Pio rolls his eyes when you ask him to do something and he giggles as you attempt to feed him, snaking his head back and forth to avoid the spoon. He seldom cries, but when he does it is designed to break your heart. He does not make a sound. He simply lets his eyes well up and the tears spill over silently while dark wet lashes trying to fade them away.  If your back was turned you might not notice.
    Conchita smiles when you sit her in the sun shine, big blue eyes opening wide to take in the light. She sees only in silhouettes but I believe she enjoys the contrast, and the warmth on her skin. She laughs at nothing, sitting alone in her car seat by the window she begins to giggle. She shakes and her woman’s head of hair moves across he small shoulders.
    Margaret is in need of something new to explore. She has learned to pull her self up, and to walk when she is sitting in the walker. She’ll be able to do it on her own at some point, a skill none of the other children will acquire. She moves about the room trying to pull things down to her level; plates full of baby food, dirty bibs, the other children’s feet. She wanders in to the hallway by herself when my back is turned, trying to find something new to see, to taste, to touch. I want to take her to find something new. I want to take her to the park; I want her to feel the sand in the sand box running through her fingers, I want to see her laugh on the swings. Children learn by doing and Maggie is running out of things to do and see. She has a learning delay and could benefit from a more than the physical therapy she receives. She could use speech therapy, more attention, more to see and explore, more room to grow. They all could. But there are too many children, there is not enough money and there is not enough time.
    Every child in the house gets personal attention, they see the doctors by themselves, they take their baths with one attendant, they are fed one by one, and they are played with.  It is not the same though. They don’t receive the same treatment as the kids I’ve worked with in the past. How could they? They have no parents, and while they have found a place where people care about them they are each one child in a group of many. More than that ( or maybe… hopefully… someday less) even though they have people who care for them now it cannot erase  their pasts.

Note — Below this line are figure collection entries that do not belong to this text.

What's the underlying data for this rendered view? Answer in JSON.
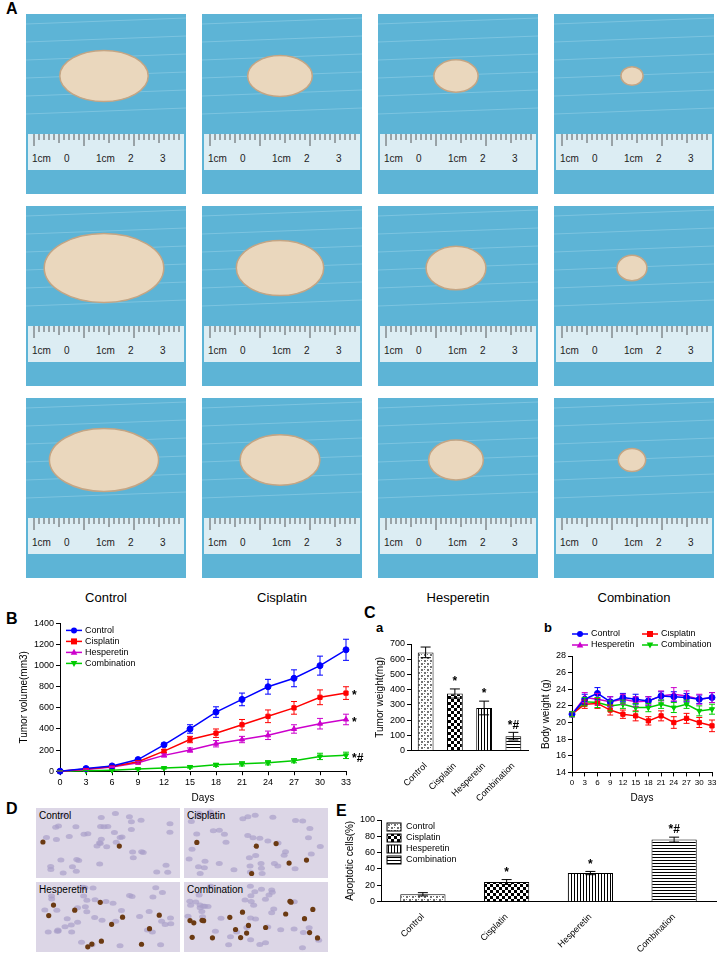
{
  "figure": {
    "panel_labels": [
      "A",
      "B",
      "C",
      "D",
      "E"
    ],
    "photos": [
      {
        "groups": [
          "Control",
          "Cisplatin",
          "Hesperetin",
          "Combination"
        ],
        "ruler_labels": [
          "1cm",
          "0",
          "1cm",
          "2",
          "3"
        ]
      },
      {
        "groups": [
          "Control",
          "Cisplatin",
          "Hesperetin",
          "Combination"
        ]
      }
    ]
  },
  "chart_data": [
    {
      "type": "line",
      "x": [
        0,
        3,
        6,
        9,
        12,
        15,
        18,
        21,
        24,
        27,
        30,
        33
      ],
      "xlim": [
        0,
        33
      ],
      "xticks": [
        0,
        3,
        6,
        9,
        12,
        15,
        18,
        21,
        24,
        27,
        30,
        33
      ],
      "ylim": [
        0,
        1400
      ],
      "yticks": [
        0,
        200,
        400,
        600,
        800,
        1000,
        1200,
        1400
      ],
      "xlabel": "Days",
      "ylabel": "Tumor volume(mm3)",
      "grid": false,
      "legend": "upper left",
      "series": [
        {
          "name": "Control",
          "color": "#0000ff",
          "marker": "circle",
          "values": [
            0,
            25,
            50,
            110,
            250,
            400,
            560,
            680,
            800,
            880,
            1000,
            1150
          ],
          "errors": [
            0,
            5,
            8,
            10,
            15,
            40,
            50,
            60,
            70,
            80,
            90,
            100
          ]
        },
        {
          "name": "Cisplatin",
          "color": "#ff0000",
          "marker": "square",
          "values": [
            0,
            20,
            45,
            90,
            190,
            300,
            360,
            440,
            520,
            600,
            700,
            740
          ],
          "errors": [
            0,
            5,
            5,
            10,
            15,
            30,
            40,
            50,
            60,
            60,
            70,
            60
          ]
        },
        {
          "name": "Hesperetin",
          "color": "#cc00cc",
          "marker": "triangle",
          "values": [
            0,
            15,
            40,
            80,
            150,
            200,
            260,
            300,
            340,
            400,
            450,
            490
          ],
          "errors": [
            0,
            5,
            5,
            10,
            15,
            20,
            30,
            30,
            40,
            40,
            50,
            50
          ]
        },
        {
          "name": "Combination",
          "color": "#00cc00",
          "marker": "triangle-down",
          "values": [
            0,
            5,
            10,
            20,
            30,
            40,
            60,
            70,
            80,
            100,
            140,
            150
          ],
          "errors": [
            0,
            2,
            3,
            5,
            8,
            10,
            15,
            20,
            20,
            20,
            30,
            30
          ]
        }
      ],
      "annotations": [
        {
          "series": "Cisplatin",
          "text": "*"
        },
        {
          "series": "Hesperetin",
          "text": "*"
        },
        {
          "series": "Combination",
          "text": "*#"
        }
      ]
    },
    {
      "type": "bar",
      "title": "a",
      "categories": [
        "Control",
        "Cisplatin",
        "Hesperetin",
        "Combination"
      ],
      "values": [
        645,
        375,
        280,
        95
      ],
      "errors": [
        35,
        30,
        45,
        25
      ],
      "color": "#000000",
      "ylim": [
        0,
        700
      ],
      "yticks": [
        0,
        100,
        200,
        300,
        400,
        500,
        600,
        700
      ],
      "ylabel": "Tumor weight(mg)",
      "grid": false,
      "annotations": [
        null,
        "*",
        "*",
        "*#"
      ]
    },
    {
      "type": "line",
      "title": "b",
      "x": [
        0,
        3,
        6,
        9,
        12,
        15,
        18,
        21,
        24,
        27,
        30,
        33
      ],
      "xlim": [
        0,
        33
      ],
      "xticks": [
        0,
        3,
        6,
        9,
        12,
        15,
        18,
        21,
        24,
        27,
        30,
        33
      ],
      "ylim": [
        14,
        28
      ],
      "yticks": [
        14,
        16,
        18,
        20,
        22,
        24,
        26,
        28
      ],
      "xlabel": "Days",
      "ylabel": "Body weight (g)",
      "grid": false,
      "legend": "top",
      "series": [
        {
          "name": "Control",
          "color": "#0000ff",
          "marker": "circle",
          "values": [
            21,
            22.8,
            23.5,
            22.5,
            23,
            22.8,
            22.6,
            23.2,
            23.1,
            23,
            22.8,
            23
          ],
          "errors": [
            0.3,
            0.6,
            0.7,
            0.6,
            0.5,
            0.6,
            0.5,
            0.5,
            0.6,
            0.5,
            0.5,
            0.6
          ]
        },
        {
          "name": "Cisplatin",
          "color": "#ff0000",
          "marker": "square",
          "values": [
            21,
            22.2,
            22.3,
            21.5,
            21,
            20.8,
            20.2,
            20.8,
            20,
            20.5,
            20,
            19.6
          ],
          "errors": [
            0.3,
            0.5,
            0.6,
            0.6,
            0.5,
            0.6,
            0.5,
            0.6,
            0.7,
            0.6,
            0.6,
            0.7
          ]
        },
        {
          "name": "Hesperetin",
          "color": "#cc00cc",
          "marker": "triangle",
          "values": [
            21,
            23,
            22.8,
            22.5,
            22.8,
            22.5,
            22.6,
            23.2,
            23.4,
            23.2,
            22.8,
            23
          ],
          "errors": [
            0.3,
            0.6,
            0.7,
            0.6,
            0.6,
            0.6,
            0.5,
            0.6,
            0.8,
            0.6,
            0.6,
            0.6
          ]
        },
        {
          "name": "Combination",
          "color": "#00cc00",
          "marker": "triangle-down",
          "values": [
            21,
            22.5,
            22.4,
            22,
            22.2,
            21.8,
            21.8,
            22.2,
            21.8,
            22.2,
            21.4,
            21.6
          ],
          "errors": [
            0.3,
            0.5,
            0.6,
            0.6,
            0.5,
            0.5,
            0.5,
            0.5,
            0.6,
            0.5,
            0.6,
            0.6
          ]
        }
      ]
    },
    {
      "type": "bar",
      "categories": [
        "Control",
        "Cisplatin",
        "Hesperetin",
        "Combination"
      ],
      "values": [
        9,
        24,
        35,
        76
      ],
      "errors": [
        2,
        3,
        2,
        3
      ],
      "color": "#000000",
      "ylim": [
        0,
        100
      ],
      "yticks": [
        0,
        20,
        40,
        60,
        80,
        100
      ],
      "ylabel": "Apoptotic cells(%)",
      "grid": false,
      "legend": "upper left",
      "annotations": [
        null,
        "*",
        "*",
        "*#"
      ]
    }
  ]
}
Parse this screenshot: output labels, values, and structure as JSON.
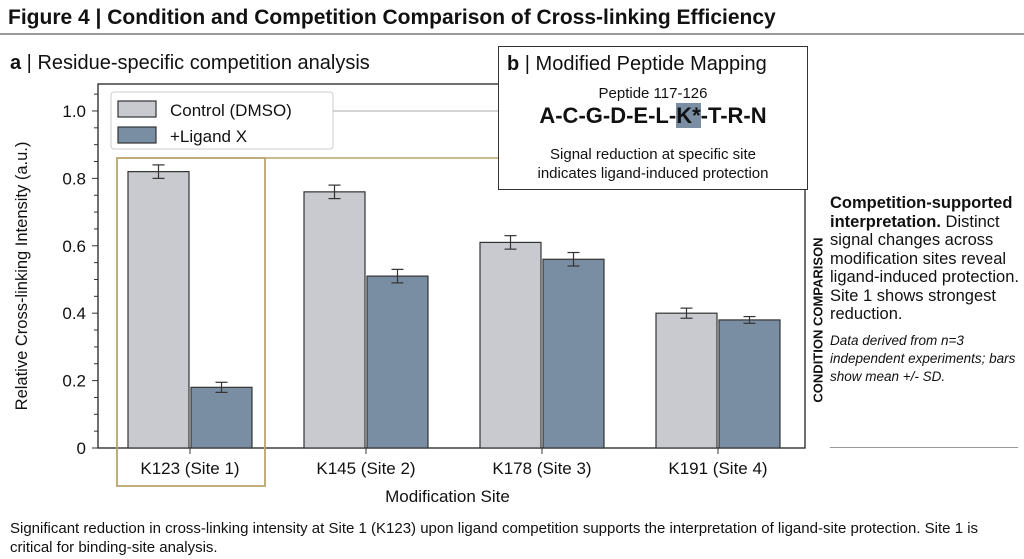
{
  "figure_title": "Figure 4 | Condition and Competition Comparison of Cross-linking Efficiency",
  "panel_a": {
    "letter": "a",
    "title": "Residue-specific competition analysis"
  },
  "panel_b": {
    "letter": "b",
    "title": "Modified Peptide Mapping",
    "peptide_label": "Peptide 117-126",
    "sequence_before": "A-C-G-D-E-L-",
    "sequence_highlight": "K*",
    "sequence_after": "-T-R-N",
    "note_line1": "Signal reduction at specific site",
    "note_line2": "indicates ligand-induced protection"
  },
  "side_panel": {
    "vertical_label": "CONDITION COMPARISON",
    "heading": "Competition-supported interpretation.",
    "body": "Distinct signal changes across modification sites reveal ligand-induced protection. Site 1 shows strongest reduction.",
    "note": "Data derived from n=3 independent experiments; bars show mean +/- SD."
  },
  "caption": "Significant reduction in cross-linking intensity at Site 1 (K123) upon ligand competition supports the interpretation of ligand-site protection. Site 1 is critical for binding-site analysis.",
  "colors": {
    "control": "#c8cacf",
    "ligand": "#7a8ea3",
    "highlight": "#b8a46c",
    "edge": "#333333"
  },
  "chart_data": {
    "type": "bar",
    "xlabel": "Modification Site",
    "ylabel": "Relative Cross-linking Intensity (a.u.)",
    "categories": [
      "K123 (Site 1)",
      "K145 (Site 2)",
      "K178 (Site 3)",
      "K191 (Site 4)"
    ],
    "series": [
      {
        "name": "Control (DMSO)",
        "values": [
          0.82,
          0.76,
          0.61,
          0.4
        ],
        "errors": [
          0.02,
          0.02,
          0.02,
          0.015
        ]
      },
      {
        "name": "+Ligand X",
        "values": [
          0.18,
          0.51,
          0.56,
          0.38
        ],
        "errors": [
          0.015,
          0.02,
          0.02,
          0.01
        ]
      }
    ],
    "ylim": [
      0,
      1.08
    ],
    "yticks": [
      "0",
      "0.2",
      "0.4",
      "0.6",
      "0.8",
      "1.0"
    ],
    "ytick_values": [
      0,
      0.2,
      0.4,
      0.6,
      0.8,
      1.0
    ],
    "grid": false,
    "legend": "top-left",
    "highlighted_category": "K123 (Site 1)"
  }
}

    Juanita is five years old and afraid of the world. She can only move her torso. The muscles in her legs and arms are so tense that she can not make them straighten. She has trouble swallowing and she cries when the room is filled with bright light. I can only imagine what she feels when the room fills, what she sees. Does she still see him looming over her? Does she still feel the burn of the glue in her eyes? Does she feel him strike her? Does she hear herself crying? Does she hear shouting? What does she sees before she finds security again, in gentler hands.

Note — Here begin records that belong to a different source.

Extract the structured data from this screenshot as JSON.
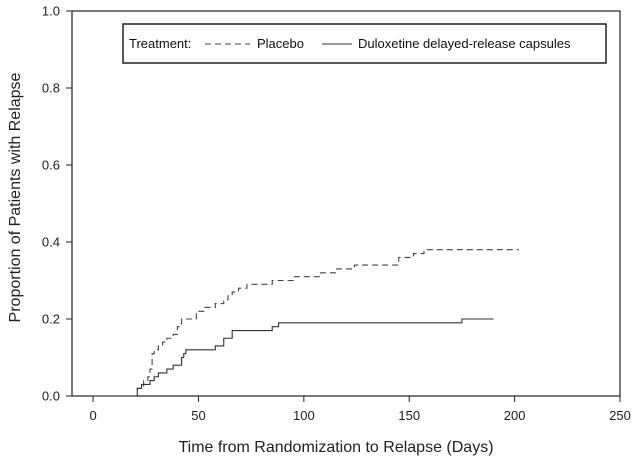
{
  "chart_data": {
    "type": "line",
    "xlabel": "Time from Randomization to Relapse (Days)",
    "ylabel": "Proportion of Patients with Relapse",
    "xlim": [
      -10,
      250
    ],
    "ylim": [
      0,
      1.0
    ],
    "x_ticks": [
      "0",
      "50",
      "100",
      "150",
      "200",
      "250"
    ],
    "y_ticks": [
      "0.0",
      "0.2",
      "0.4",
      "0.6",
      "0.8",
      "1.0"
    ],
    "x_tick_values": [
      0,
      50,
      100,
      150,
      200,
      250
    ],
    "y_tick_values": [
      0,
      0.2,
      0.4,
      0.6,
      0.8,
      1.0
    ],
    "legend": {
      "placement": "top-right",
      "prefix": "Treatment:",
      "entries": [
        "Placebo",
        "Duloxetine delayed-release capsules"
      ]
    },
    "series": [
      {
        "name": "Placebo",
        "style": "dashed",
        "step": true,
        "x": [
          0,
          21,
          24,
          26,
          27,
          28,
          29,
          31,
          33,
          35,
          38,
          40,
          42,
          49,
          53,
          58,
          62,
          64,
          66,
          69,
          73,
          78,
          85,
          95,
          101,
          108,
          115,
          119,
          124,
          128,
          136,
          145,
          149,
          152,
          157,
          160,
          162,
          202
        ],
        "y": [
          0,
          0.02,
          0.04,
          0.05,
          0.07,
          0.11,
          0.12,
          0.13,
          0.14,
          0.15,
          0.16,
          0.18,
          0.2,
          0.22,
          0.23,
          0.24,
          0.25,
          0.26,
          0.27,
          0.28,
          0.29,
          0.29,
          0.3,
          0.31,
          0.31,
          0.32,
          0.33,
          0.33,
          0.34,
          0.34,
          0.34,
          0.36,
          0.36,
          0.37,
          0.38,
          0.38,
          0.38,
          0.38
        ],
        "color": "#444444"
      },
      {
        "name": "Duloxetine delayed-release capsules",
        "style": "solid",
        "step": true,
        "x": [
          0,
          21,
          23,
          27,
          29,
          31,
          35,
          38,
          42,
          43,
          44,
          46,
          58,
          62,
          66,
          68,
          85,
          88,
          100,
          120,
          150,
          175,
          190
        ],
        "y": [
          0,
          0.02,
          0.03,
          0.04,
          0.05,
          0.06,
          0.07,
          0.08,
          0.1,
          0.11,
          0.12,
          0.12,
          0.13,
          0.15,
          0.17,
          0.17,
          0.18,
          0.19,
          0.19,
          0.19,
          0.19,
          0.2,
          0.2
        ],
        "color": "#333333"
      }
    ]
  }
}
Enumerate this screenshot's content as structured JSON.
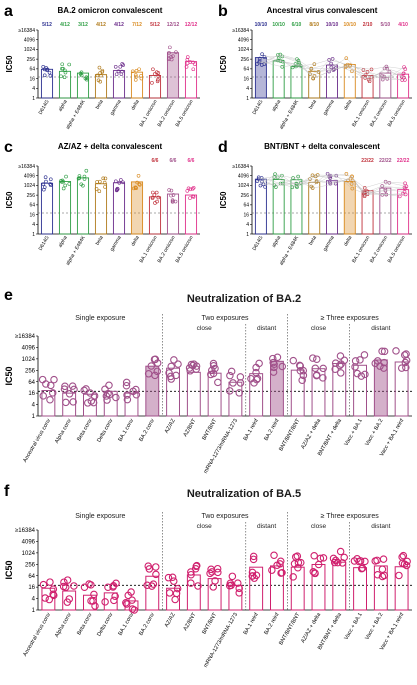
{
  "figure": {
    "panel_letters": [
      "a",
      "b",
      "c",
      "d",
      "e",
      "f"
    ],
    "tick_labels": [
      "≥16384",
      "4096",
      "1024",
      "256",
      "64",
      "16",
      "4",
      "1"
    ],
    "ylabel": "IC50"
  },
  "chart_data": [
    {
      "panel": "a",
      "type": "bar",
      "title": "BA.2 omicron convalescent",
      "ylabel": "IC50",
      "yscale": "log2",
      "ylim": [
        1,
        16384
      ],
      "threshold": 20,
      "categories": [
        "D614G",
        "alpha",
        "alpha + E484K",
        "beta",
        "gamma",
        "delta",
        "BA.1 omicron",
        "BA.2 omicron",
        "BA.5 omicron"
      ],
      "counts": [
        "5/12",
        "4/12",
        "3/12",
        "4/12",
        "4/12",
        "7/12",
        "5/12",
        "12/12",
        "12/12"
      ],
      "values": [
        60,
        45,
        35,
        28,
        50,
        40,
        25,
        640,
        180
      ],
      "colors": [
        "#2b2f8f",
        "#2e9e44",
        "#2e9e44",
        "#b07a1a",
        "#6a2b8a",
        "#d98a1f",
        "#c0303a",
        "#a0508a",
        "#e0308a"
      ],
      "highlight": "BA.2 omicron"
    },
    {
      "panel": "b",
      "type": "bar",
      "title": "Ancestral virus convalescent",
      "ylabel": "IC50",
      "yscale": "log2",
      "ylim": [
        1,
        16384
      ],
      "threshold": 20,
      "categories": [
        "D614G",
        "alpha",
        "alpha + E484K",
        "beta",
        "gamma",
        "delta",
        "BA.1 omicron",
        "BA.2 omicron",
        "BA.5 omicron"
      ],
      "counts": [
        "10/10",
        "10/10",
        "6/10",
        "8/10",
        "10/10",
        "10/10",
        "2/10",
        "5/10",
        "4/10"
      ],
      "values": [
        320,
        200,
        90,
        45,
        110,
        120,
        25,
        35,
        30
      ],
      "colors": [
        "#2b2f8f",
        "#2e9e44",
        "#2e9e44",
        "#b07a1a",
        "#6a2b8a",
        "#d98a1f",
        "#c0303a",
        "#a0508a",
        "#e0308a"
      ],
      "highlight": "D614G"
    },
    {
      "panel": "c",
      "type": "bar",
      "title": "AZ/AZ + delta convalescent",
      "ylabel": "IC50",
      "yscale": "log2",
      "ylim": [
        1,
        16384
      ],
      "threshold": 20,
      "categories": [
        "D614G",
        "alpha",
        "alpha + E484K",
        "beta",
        "gamma",
        "delta",
        "BA.1 omicron",
        "BA.2 omicron",
        "BA.5 omicron"
      ],
      "counts": [
        "",
        "",
        "",
        "",
        "",
        "",
        "6/6",
        "6/6",
        "6/6"
      ],
      "values": [
        1400,
        1800,
        3000,
        1300,
        1500,
        1700,
        200,
        300,
        260
      ],
      "colors": [
        "#2b2f8f",
        "#2e9e44",
        "#2e9e44",
        "#b07a1a",
        "#6a2b8a",
        "#d98a1f",
        "#c0303a",
        "#a0508a",
        "#e0308a"
      ],
      "highlight": "delta"
    },
    {
      "panel": "d",
      "type": "bar",
      "title": "BNT/BNT + delta convalescent",
      "ylabel": "IC50",
      "yscale": "log2",
      "ylim": [
        1,
        16384
      ],
      "threshold": 20,
      "categories": [
        "D614G",
        "alpha",
        "alpha + E484K",
        "beta",
        "gamma",
        "delta",
        "BA.1 omicron",
        "BA.2 omicron",
        "BA.5 omicron"
      ],
      "counts": [
        "",
        "",
        "",
        "",
        "",
        "",
        "22/22",
        "22/22",
        "22/22"
      ],
      "values": [
        2500,
        2400,
        2300,
        1600,
        2000,
        1800,
        480,
        700,
        560
      ],
      "colors": [
        "#2b2f8f",
        "#2e9e44",
        "#2e9e44",
        "#b07a1a",
        "#6a2b8a",
        "#d98a1f",
        "#c0303a",
        "#a0508a",
        "#e0308a"
      ],
      "highlight": "delta"
    },
    {
      "panel": "e",
      "type": "bar",
      "title": "Neutralization of BA.2",
      "ylabel": "IC50",
      "yscale": "log2",
      "ylim": [
        1,
        16384
      ],
      "threshold": 20,
      "groups": [
        "Single exposure",
        "Two exposures",
        "≥ Three exposures"
      ],
      "subgroups": [
        "close",
        "distant",
        "close",
        "distant"
      ],
      "categories": [
        "Ancestral virus conv",
        "Alpha conv",
        "Beta conv",
        "Delta conv",
        "BA.1 conv",
        "BA.2 conv",
        "AZ/AZ",
        "AZ/BNT",
        "BNT/BNT",
        "mRNA-1273/mRNA-1273",
        "BA.1 reinf",
        "BA.2 reinf",
        "BNT/BNT/BNT",
        "AZ/AZ + delta",
        "BNT/BNT + delta",
        "Vacc + BA.1",
        "Vacc + BA.2",
        "Vacc + BA.1 reinf"
      ],
      "values": [
        22,
        16,
        14,
        20,
        16,
        420,
        330,
        200,
        180,
        60,
        170,
        760,
        260,
        310,
        580,
        470,
        900,
        700
      ],
      "color": "#a0508a",
      "highlight": [
        "BA.2 conv",
        "BA.2 reinf",
        "Vacc + BA.2"
      ]
    },
    {
      "panel": "f",
      "type": "bar",
      "title": "Neutralization of BA.5",
      "ylabel": "IC50",
      "yscale": "log2",
      "ylim": [
        1,
        16384
      ],
      "threshold": 20,
      "groups": [
        "Single exposure",
        "Two exposures",
        "≥ Three exposures"
      ],
      "subgroups": [
        "close",
        "distant",
        "close",
        "distant"
      ],
      "categories": [
        "Ancestral virus conv",
        "Alpha conv",
        "Beta conv",
        "Delta conv",
        "BA.1 conv",
        "BA.2 conv",
        "AZ/AZ",
        "AZ/BNT",
        "BNT/BNT",
        "mRNA-1273/mRNA-1273",
        "BA.1 reinf",
        "BA.2 reinf",
        "BNT/BNT/BNT",
        "AZ/AZ + delta",
        "BNT/BNT + delta",
        "Vacc + BA.1",
        "Vacc + BA.2",
        "Vacc + BA.1 reinf"
      ],
      "values": [
        14,
        10,
        6,
        8,
        3,
        60,
        14,
        70,
        45,
        20,
        180,
        210,
        180,
        250,
        330,
        170,
        210,
        190
      ],
      "color": "#d0206e",
      "highlight": []
    }
  ]
}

     All of the children at Hugades have some unrealized potential, they can each move forward from the place they are at, though not all of them will.  It’s worst for the babies, in their one little room, without school as an escape. They need things the people that love them can’t give. There aren’t enough eyes, there isn’t enough space, and there isn’t enough money. There will be fundraisers for new extra therapies and extra hands, Hopefully with enough care some of the kids potentials will be filled, and hopefully with enough love some  other problems can be healed, but it doesn’t change the initial unfairness.